We now possess a vast arsenal of treatments for all major ailments, thanks to the 20th century. However, therapy frequently fails to be therapeutic and may also have serious negative effects. Furthermore, the widespread usage of these medications has exposed significant inter-individual variations in therapeutic response. In addition to age, sex, nutrition, and environmental exposure, there is evidence that a significant amount of the diversity in medication response is genetically determined. As a result, attention must be given to efficient treatments for smaller patient subpopulations who exhibit the same disease phenotype but have unique genetic profiles (7).

Next generation sequencing

Personalized medicine means using the appropriate drug at the appropriate dose and timing for the appropriate patient.
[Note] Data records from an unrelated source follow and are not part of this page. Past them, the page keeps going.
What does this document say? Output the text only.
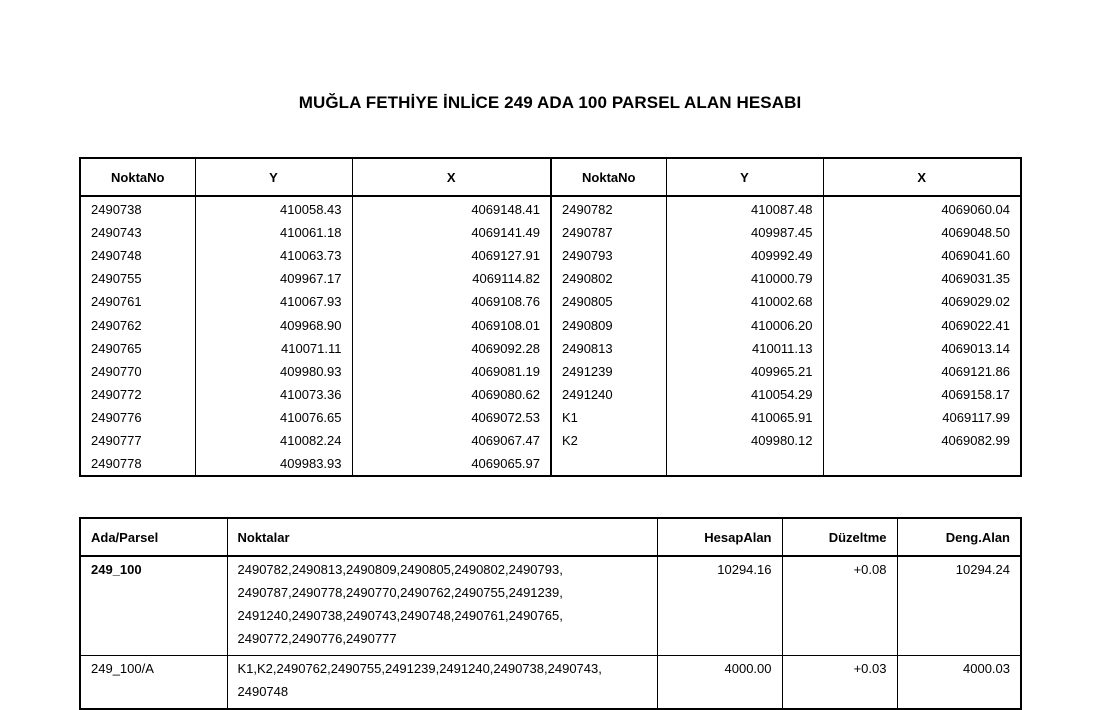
MUĞLA FETHİYE İNLİCE 249 ADA 100 PARSEL ALAN HESABI
NoktaNo	Y	X	NoktaNo	Y	X
2490738	410058.43	4069148.41	2490782	410087.48	4069060.04
2490743	410061.18	4069141.49	2490787	409987.45	4069048.50
2490748	410063.73	4069127.91	2490793	409992.49	4069041.60
2490755	409967.17	4069114.82	2490802	410000.79	4069031.35
2490761	410067.93	4069108.76	2490805	410002.68	4069029.02
2490762	409968.90	4069108.01	2490809	410006.20	4069022.41
2490765	410071.11	4069092.28	2490813	410011.13	4069013.14
2490770	409980.93	4069081.19	2491239	409965.21	4069121.86
2490772	410073.36	4069080.62	2491240	410054.29	4069158.17
2490776	410076.65	4069072.53	K1	410065.91	4069117.99
2490777	410082.24	4069067.47	K2	409980.12	4069082.99
2490778	409983.93	4069065.97			
Ada/Parsel	Noktalar	HesapAlan	Düzeltme	Deng.Alan
249_100	2490782,2490813,2490809,2490805,2490802,2490793,
2490787,2490778,2490770,2490762,2490755,2491239,
2491240,2490738,2490743,2490748,2490761,2490765,
2490772,2490776,2490777	10294.16	+0.08	10294.24
249_100/A	K1,K2,2490762,2490755,2491239,2491240,2490738,2490743,
2490748	4000.00	+0.03	4000.03
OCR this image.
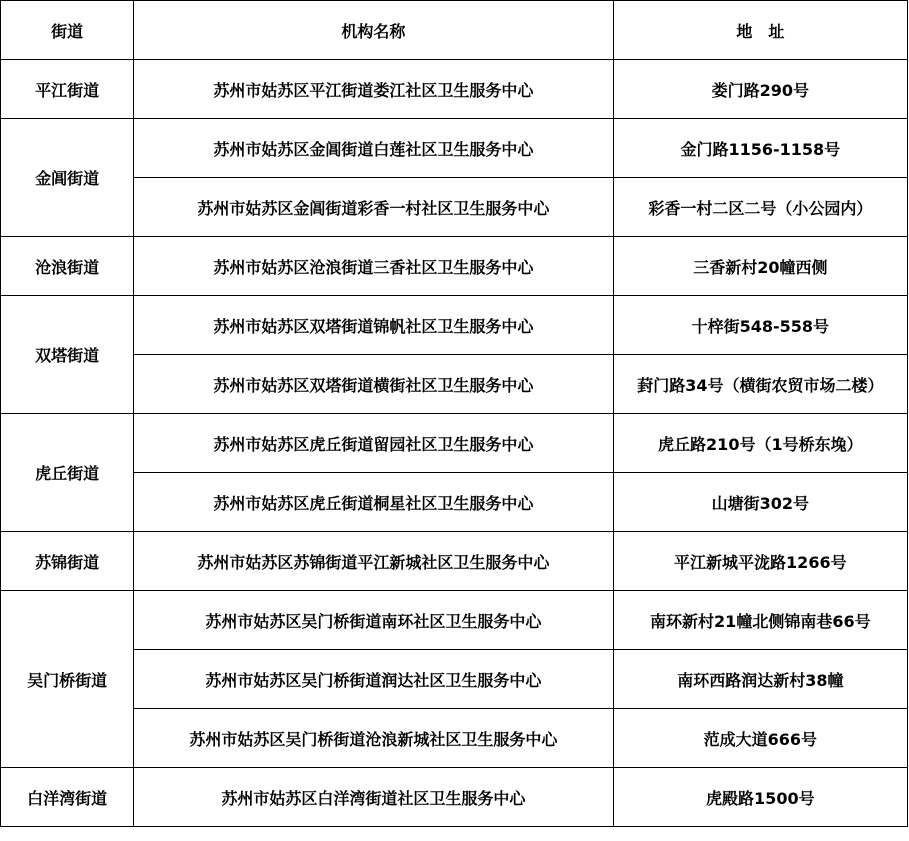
街道	机构名称	地　址
平江街道	苏州市姑苏区平江街道娄江社区卫生服务中心	娄门路290号
金阊街道	苏州市姑苏区金阊街道白莲社区卫生服务中心	金门路1156-1158号
	苏州市姑苏区金阊街道彩香一村社区卫生服务中心	彩香一村二区二号（小公园内）
沧浪街道	苏州市姑苏区沧浪街道三香社区卫生服务中心	三香新村20幢西侧
双塔街道	苏州市姑苏区双塔街道锦帆社区卫生服务中心	十梓街548-558号
	苏州市姑苏区双塔街道横街社区卫生服务中心	葑门路34号（横街农贸市场二楼）
虎丘街道	苏州市姑苏区虎丘街道留园社区卫生服务中心	虎丘路210号（1号桥东堍）
	苏州市姑苏区虎丘街道桐星社区卫生服务中心	山塘街302号
苏锦街道	苏州市姑苏区苏锦街道平江新城社区卫生服务中心	平江新城平泷路1266号
吴门桥街道	苏州市姑苏区吴门桥街道南环社区卫生服务中心	南环新村21幢北侧锦南巷66号
	苏州市姑苏区吴门桥街道润达社区卫生服务中心	南环西路润达新村38幢
	苏州市姑苏区吴门桥街道沧浪新城社区卫生服务中心	范成大道666号
白洋湾街道	苏州市姑苏区白洋湾街道社区卫生服务中心	虎殿路1500号
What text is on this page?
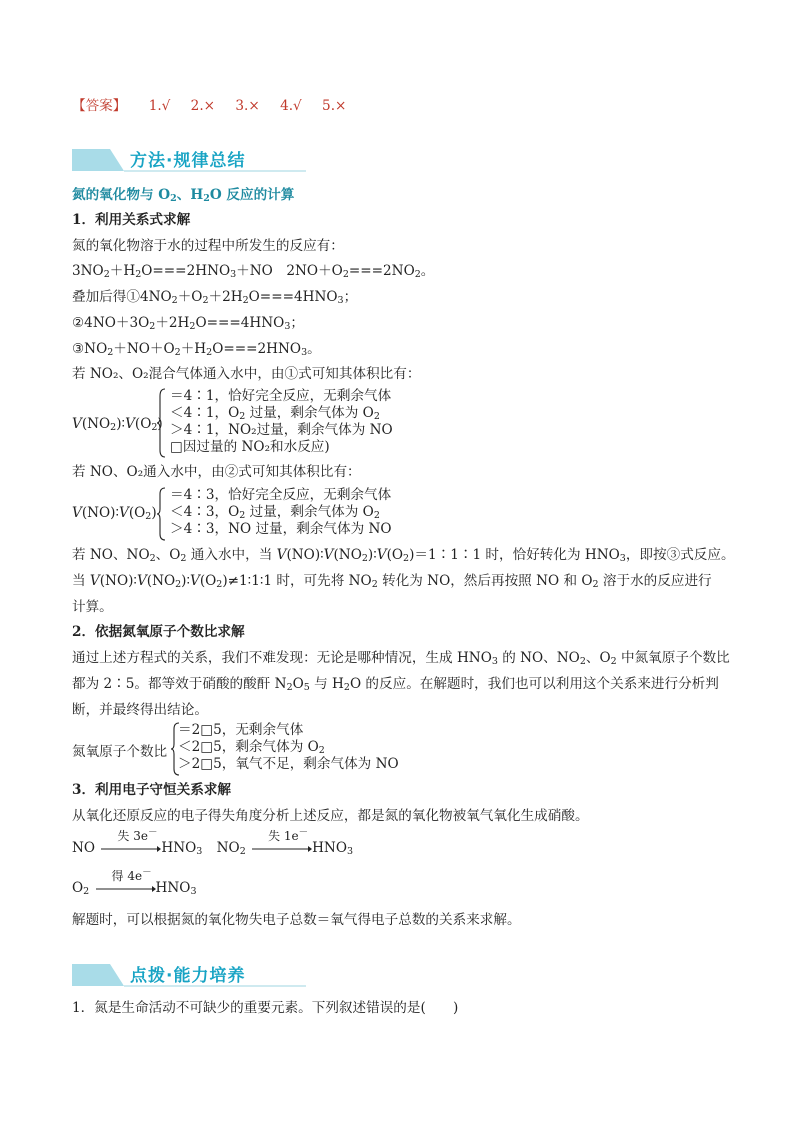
【答案】 1.√ 2.× 3.× 4.√ 5.×
方法·规律总结
氮的氧化物与 $O_2$、$H_2O$ 反应的计算
1．利用关系式求解
氮的氧化物溶于水的过程中所发生的反应有：
$3NO_2+H_2O===2HNO_3+NO$　$2NO+O_2===2NO_2$。
叠加后得$①4NO_2+O_2+2H_2O===4HNO_3$；
$②4NO+3O_2+2H_2O===4HNO_3$；
$③NO_2+NO+O_2+H_2O===2HNO_3$。
若 NO₂、O₂混合气体通入水中，由①式可知其体积比有：
$V(NO_2)∶V(O_2)$
＝4∶1，恰好完全反应，无剩余气体
＜4∶1，$O_2$ 过量，剩余气体为 $O_2$
＞4∶1，NO₂过量，剩余气体为 NO
□因过量的 NO₂和水反应)
若 NO、O₂通入水中，由②式可知其体积比有：
$V(NO)∶V(O_2)$
＝4∶3，恰好完全反应，无剩余气体
＜4∶3，$O_2$ 过量，剩余气体为 $O_2$
＞4∶3，NO 过量，剩余气体为 NO
若 NO、$NO_2$、$O_2$ 通入水中，当 $V(NO)∶V(NO_2)∶V(O_2)=1∶1∶1$ 时，恰好转化为 $HNO_3$，即按③式反应。
当 $V(NO)∶V(NO_2)∶V(O_2)\ne 1∶1∶1$ 时，可先将 $NO_2$ 转化为 NO，然后再按照 NO 和 $O_2$ 溶于水的反应进行
计算。
2．依据氮氧原子个数比求解
通过上述方程式的关系，我们不难发现：无论是哪种情况，生成 $HNO_3$ 的 NO、$NO_2$、$O_2$ 中氮氧原子个数比
都为 2∶5。都等效于硝酸的酸酐 $N_2O_5$ 与 $H_2O$ 的反应。在解题时，我们也可以利用这个关系来进行分析判
断，并最终得出结论。
氮氧原子个数比
＝2□5，无剩余气体
＜2□5，剩余气体为 $O_2$
＞2□5，氧气不足，剩余气体为 NO
3．利用电子守恒关系求解
从氧化还原反应的电子得失角度分析上述反应，都是氮的氧化物被氧气氧化生成硝酸。
NO
失 3e－
$HNO_3$ $NO_2$
失 1e－
$HNO_3$
$O_2$
得 4e－
$HNO_3$
解题时，可以根据氮的氧化物失电子总数＝氧气得电子总数的关系来求解。
点拨·能力培养
1．氮是生命活动不可缺少的重要元素。下列叙述错误的是(　　)
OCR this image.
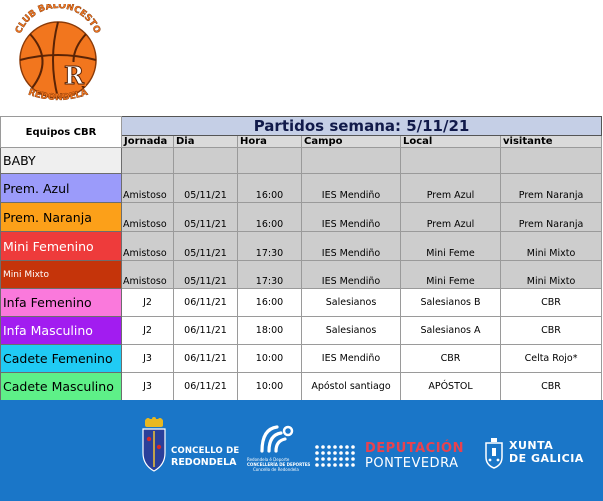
R
CLUB BALONCESTO
REDONDELA
Equipos CBR	Partidos semana: 5/11/21					
	Jornada	Dia	Hora	Campo	Local	visitante
BABY						
Prem. Azul	Amistoso	05/11/21	16:00	IES Mendiño	Prem Azul	Prem Naranja
Prem. Naranja	Amistoso	05/11/21	16:00	IES Mendiño	Prem Azul	Prem Naranja
Mini Femenino	Amistoso	05/11/21	17:30	IES Mendiño	Mini Feme	Mini Mixto
Mini Mixto	Amistoso	05/11/21	17:30	IES Mendiño	Mini Feme	Mini Mixto
Infa Femenino	J2	06/11/21	16:00	Salesianos	Salesianos B	CBR
Infa Masculino	J2	06/11/21	18:00	Salesianos	Salesianos A	CBR
Cadete Femenino	J3	06/11/21	10:00	IES Mendiño	CBR	Celta Rojo*
Cadete Masculino	J3	06/11/21	10:00	Apóstol santiago	APÓSTOL	CBR
CONCELLO DE
REDONDELA	Redondela é Deporte
CONCELLERÍA DE DEPORTES
Concello de Redondela
DEPUTACIÓN
PONTEVEDRA
XUNTA
DE GALICIA
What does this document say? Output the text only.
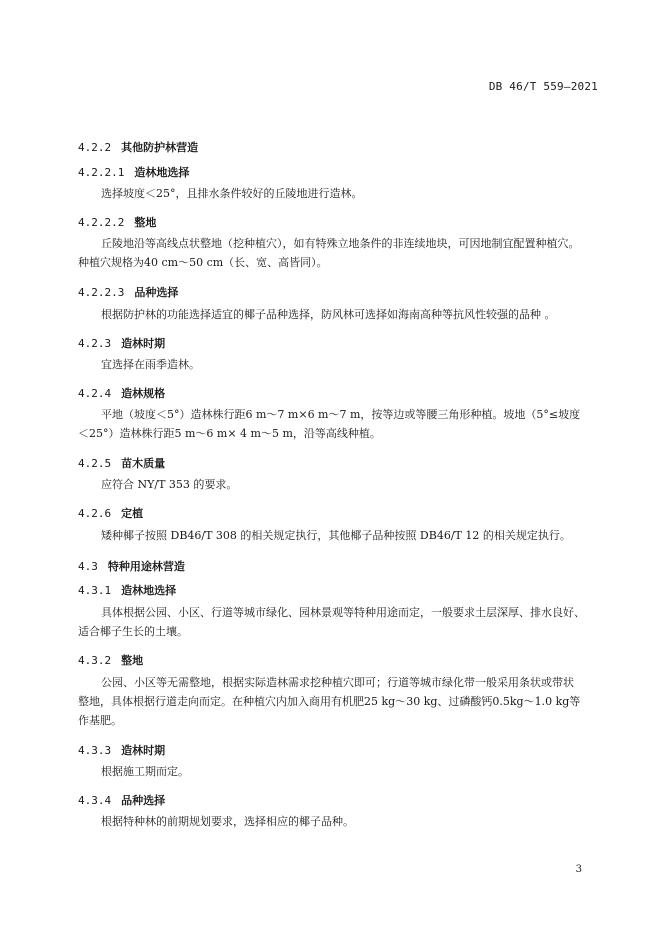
DB 46/T 559—2021
4.2.2 其他防护林营造
4.2.2.1 造林地选择
选择坡度＜25°，且排水条件较好的丘陵地进行造林。
4.2.2.2 整地
丘陵地沿等高线点状整地（挖种植穴），如有特殊立地条件的非连续地块，可因地制宜配置种植穴。
种植穴规格为40 cm～50 cm（长、宽、高皆同）。
4.2.2.3 品种选择
根据防护林的功能选择适宜的椰子品种选择，防风林可选择如海南高种等抗风性较强的品种 。
4.2.3 造林时期
宜选择在雨季造林。
4.2.4 造林规格
平地（坡度＜5°）造林株行距6 m～7 m×6 m～7 m，按等边或等腰三角形种植。坡地（5°≤坡度
＜25°）造林株行距5 m～6 m× 4 m～5 m，沿等高线种植。
4.2.5 苗木质量
应符合 NY/T 353 的要求。
4.2.6 定植
矮种椰子按照 DB46/T 308 的相关规定执行，其他椰子品种按照 DB46/T 12 的相关规定执行。
4.3 特种用途林营造
4.3.1 造林地选择
具体根据公园、小区、行道等城市绿化、园林景观等特种用途而定，一般要求土层深厚、排水良好、
适合椰子生长的土壤。
4.3.2 整地
公园、小区等无需整地，根据实际造林需求挖种植穴即可；行道等城市绿化带一般采用条状或带状
整地，具体根据行道走向而定。在种植穴内加入商用有机肥25 kg～30 kg、过磷酸钙0.5kg～1.0 kg等
作基肥。
4.3.3 造林时期
根据施工期而定。
4.3.4 品种选择
根据特种林的前期规划要求，选择相应的椰子品种。
3
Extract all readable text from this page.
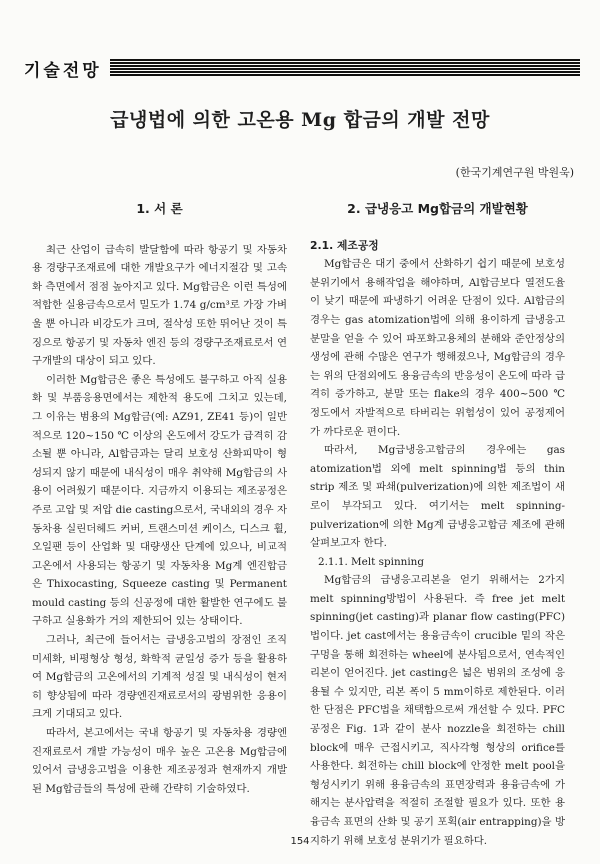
기술전망
급냉법에 의한 고온용 Mg 합금의 개발 전망
(한국기계연구원 박원욱)
1. 서 론

최근 산업이 급속히 발달함에 따라 항공기 및 자동차용 경량구조재료에 대한 개발요구가 에너지절감 및 고속화 측면에서 점점 높아지고 있다. Mg합금은 이런 특성에 적합한 실용금속으로서 밀도가 1.74 g/cm³로 가장 가벼울 뿐 아니라 비강도가 크며, 절삭성 또한 뛰어난 것이 특징으로 항공기 및 자동차 엔진 등의 경량구조재료로서 연구개발의 대상이 되고 있다.

이러한 Mg합금은 좋은 특성에도 불구하고 아직 실용화 및 부품응용면에서는 제한적 용도에 그치고 있는데, 그 이유는 범용의 Mg합금(예: AZ91, ZE41 등)이 일반적으로 120~150 ℃ 이상의 온도에서 강도가 급격히 감소될 뿐 아니라, Al합금과는 달리 보호성 산화피막이 형성되지 않기 때문에 내식성이 매우 취약해 Mg합금의 사용이 어려웠기 때문이다. 지금까지 이용되는 제조공정은 주로 고압 및 저압 die casting으로서, 국내외의 경우 자동차용 실린더헤드 커버, 트랜스미션 케이스, 디스크 휠, 오일팬 등이 산업화 및 대량생산 단계에 있으나, 비교적 고온에서 사용되는 항공기 및 자동차용 Mg계 엔진합금은 Thixocasting, Squeeze casting 및 Permanent mould casting 등의 신공정에 대한 활발한 연구에도 불구하고 실용화가 거의 제한되어 있는 상태이다.

그러나, 최근에 들어서는 급냉응고법의 장점인 조직 미세화, 비평형상 형성, 화학적 균일성 증가 등을 활용하여 Mg합금의 고온에서의 기계적 성질 및 내식성이 현저히 향상됨에 따라 경량엔진재료로서의 광범위한 응용이 크게 기대되고 있다.

따라서, 본고에서는 국내 항공기 및 자동차용 경량엔진재료로서 개발 가능성이 매우 높은 고온용 Mg합금에 있어서 급냉응고법을 이용한 제조공정과 현재까지 개발된 Mg합금들의 특성에 관해 간략히 기술하였다.

2. 급냉응고 Mg합금의 개발현황
2.1. 제조공정

Mg합금은 대기 중에서 산화하기 쉽기 때문에 보호성 분위기에서 용해작업을 해야하며, Al합금보다 열전도율이 낮기 때문에 파냉하기 어려운 단점이 있다. Al합금의 경우는 gas atomization법에 의해 용이하게 급냉응고분말을 얻을 수 있어 파포화고용체의 분해와 준안정상의 생성에 관해 수많은 연구가 행해졌으나, Mg합금의 경우는 위의 단점외에도 용융금속의 반응성이 온도에 따라 급격히 증가하고, 분말 또는 flake의 경우 400~500 ℃ 정도에서 자발적으로 타버리는 위험성이 있어 공정제어가 까다로운 편이다.

따라서, Mg급냉응고합금의 경우에는 gas atomization법 외에 melt spinning법 등의 thin strip 제조 및 파쇄(pulverization)에 의한 제조법이 새로이 부각되고 있다. 여기서는 melt spinning-pulverization에 의한 Mg계 급냉응고합금 제조에 관해 살펴보고자 한다.

2.1.1. Melt spinning

Mg합금의 급냉응고리본을 얻기 위해서는 2가지 melt spinning방법이 사용된다. 즉 free jet melt spinning(jet casting)과 planar flow casting(PFC)법이다. jet cast에서는 용융금속이 crucible 밑의 작은 구멍을 통해 회전하는 wheel에 분사됨으로서, 연속적인 리본이 얻어진다. jet casting은 넓은 범위의 조성에 응용될 수 있지만, 리본 폭이 5 mm이하로 제한된다. 이러한 단점은 PFC법을 채택함으로써 개선할 수 있다. PFC공정은 Fig. 1과 같이 분사 nozzle을 회전하는 chill block에 매우 근접시키고, 직사각형 형상의 orifice를 사용한다. 회전하는 chill block에 안정한 melt pool을 형성시키기 위해 용융금속의 표면장력과 용융금속에 가해지는 분사압력을 적절히 조절할 필요가 있다. 또한 용융금속 표면의 산화 및 공기 포획(air entrapping)을 방지하기 위해 보호성 분위기가 필요하다.

154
Identifying the disease-related and drug-sensitive genes and SNPs at multiple levels, followed by extensive genetic screening to find those variants on each individual genome, is the first step towards achieving personalized medicine. NGS has been used to identify these variants in the human genome and epigenome, including those variations for illnesses, and has significantly advanced the development of personalized medicine (8). It enables researchers to better uncover the genotype-to-phenotype causal processes when combined with other experimental investigations (2).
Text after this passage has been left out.